Founders and leaders from over 35 Fintech companies convened to share their learnings and gather perspectives on this essential question.
Andy, CTO of Doma, reflected on the knowledge he’s gained from over six years of leading the startup’s data science and ML efforts. Doma is reinventing real estate transactions by dramatically improving the title and closing process. This complex workflow requires analyzing large amounts of unstructured data. Well before the advent of generative AI, Doma met this challenge by developing proprietary ML models, starting with Bert-based precursors to GPT.
Doma’s primary advantage lies in its unique data assets. These include millions of historical transactions, over 100 public data sources, and centralized operations for human-in-the-loop exception handling. Fine-tuning of models on business-specific data in this “last mile” is essential for financial use cases, which demand extremely high precision. Given the large amounts of sensitive financial data and money involved, there’s no room for mistakes in this industry.
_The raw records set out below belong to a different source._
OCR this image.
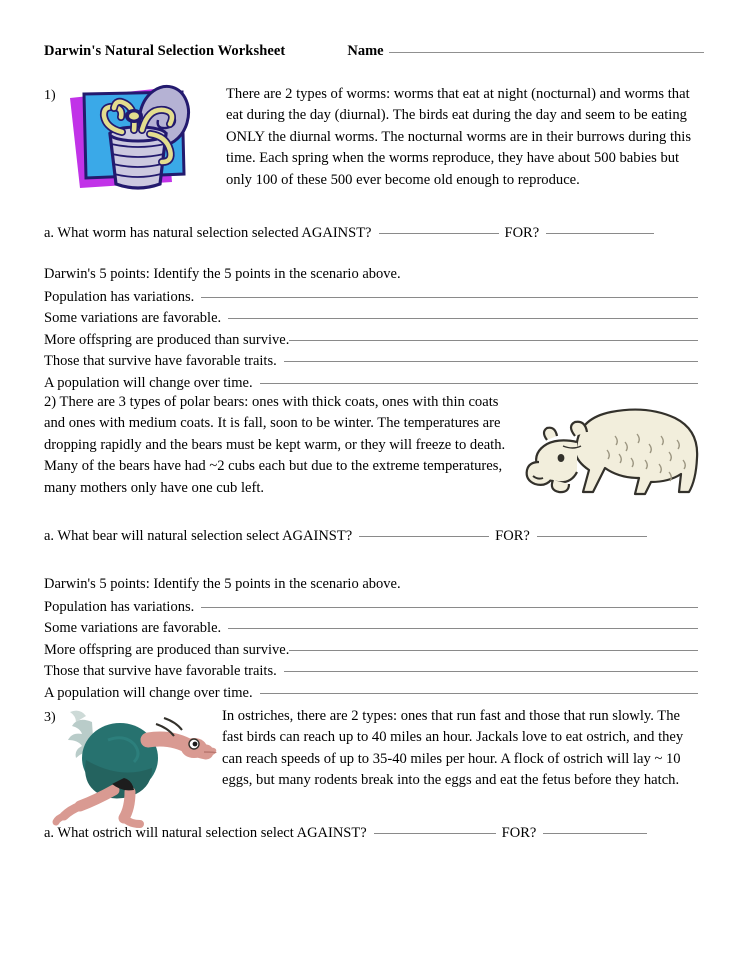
Darwin's Natural Selection Worksheet	Name
1)	There are 2 types of worms: worms that eat at night (nocturnal) and worms that eat during the day (diurnal). The birds eat during the day and seem to be eating ONLY the diurnal worms. The nocturnal worms are in their burrows during this time. Each spring when the worms reproduce, they have about 500 babies but only 100 of these 500 ever become old enough to reproduce.
a. What worm has natural selection selected AGAINST?	FOR?
Darwin's 5 points: Identify the 5 points in the scenario above.
Population has variations.
Some variations are favorable.
More offspring are produced than survive.
Those that survive have favorable traits.
A population will change over time.
2) There are 3 types of polar bears: ones with thick coats, ones with thin coats and ones with medium coats. It is fall, soon to be winter. The temperatures are dropping rapidly and the bears must be kept warm, or they will freeze to death. Many of the bears have had ~2 cubs each but due to the extreme temperatures, many mothers only have one cub left.
a. What bear will natural selection select AGAINST?	FOR?
Darwin's 5 points: Identify the 5 points in the scenario above.
Population has variations.
Some variations are favorable.
More offspring are produced than survive.
Those that survive have favorable traits.
A population will change over time.
3)	In ostriches, there are 2 types: ones that run fast and those that run slowly. The fast birds can reach up to 40 miles an hour. Jackals love to eat ostrich, and they can reach speeds of up to 35-40 miles per hour. A flock of ostrich will lay ~ 10 eggs, but many rodents break into the eggs and eat the fetus before they hatch.
a. What ostrich will natural selection select AGAINST?	FOR?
Andy categorized the learnings of Doma’s ML team into two areas: risk/predictive modeling and automation:
1. Risk/Predictive Modeling: Andy emphasized that regular engagement with regulators is important to secure approval for innovative techniques. He also warned against depending on data managed by legacy competitors.
2. Automation: Keeping current with the latest ML research through regular journal reviews has been instrumental for the team. However, Andy cautioned that introducing partial automation into products can create unanticipated challenges, especially if the handoffs between automated and manual processes are not clearly defined. He also noted that forming internal ML teams can lead to significantly higher cloud and engineering costs compared to offshore outsourcing. While in-house teams may deliver better results in the long run, founders should carefully evaluate this trade-off.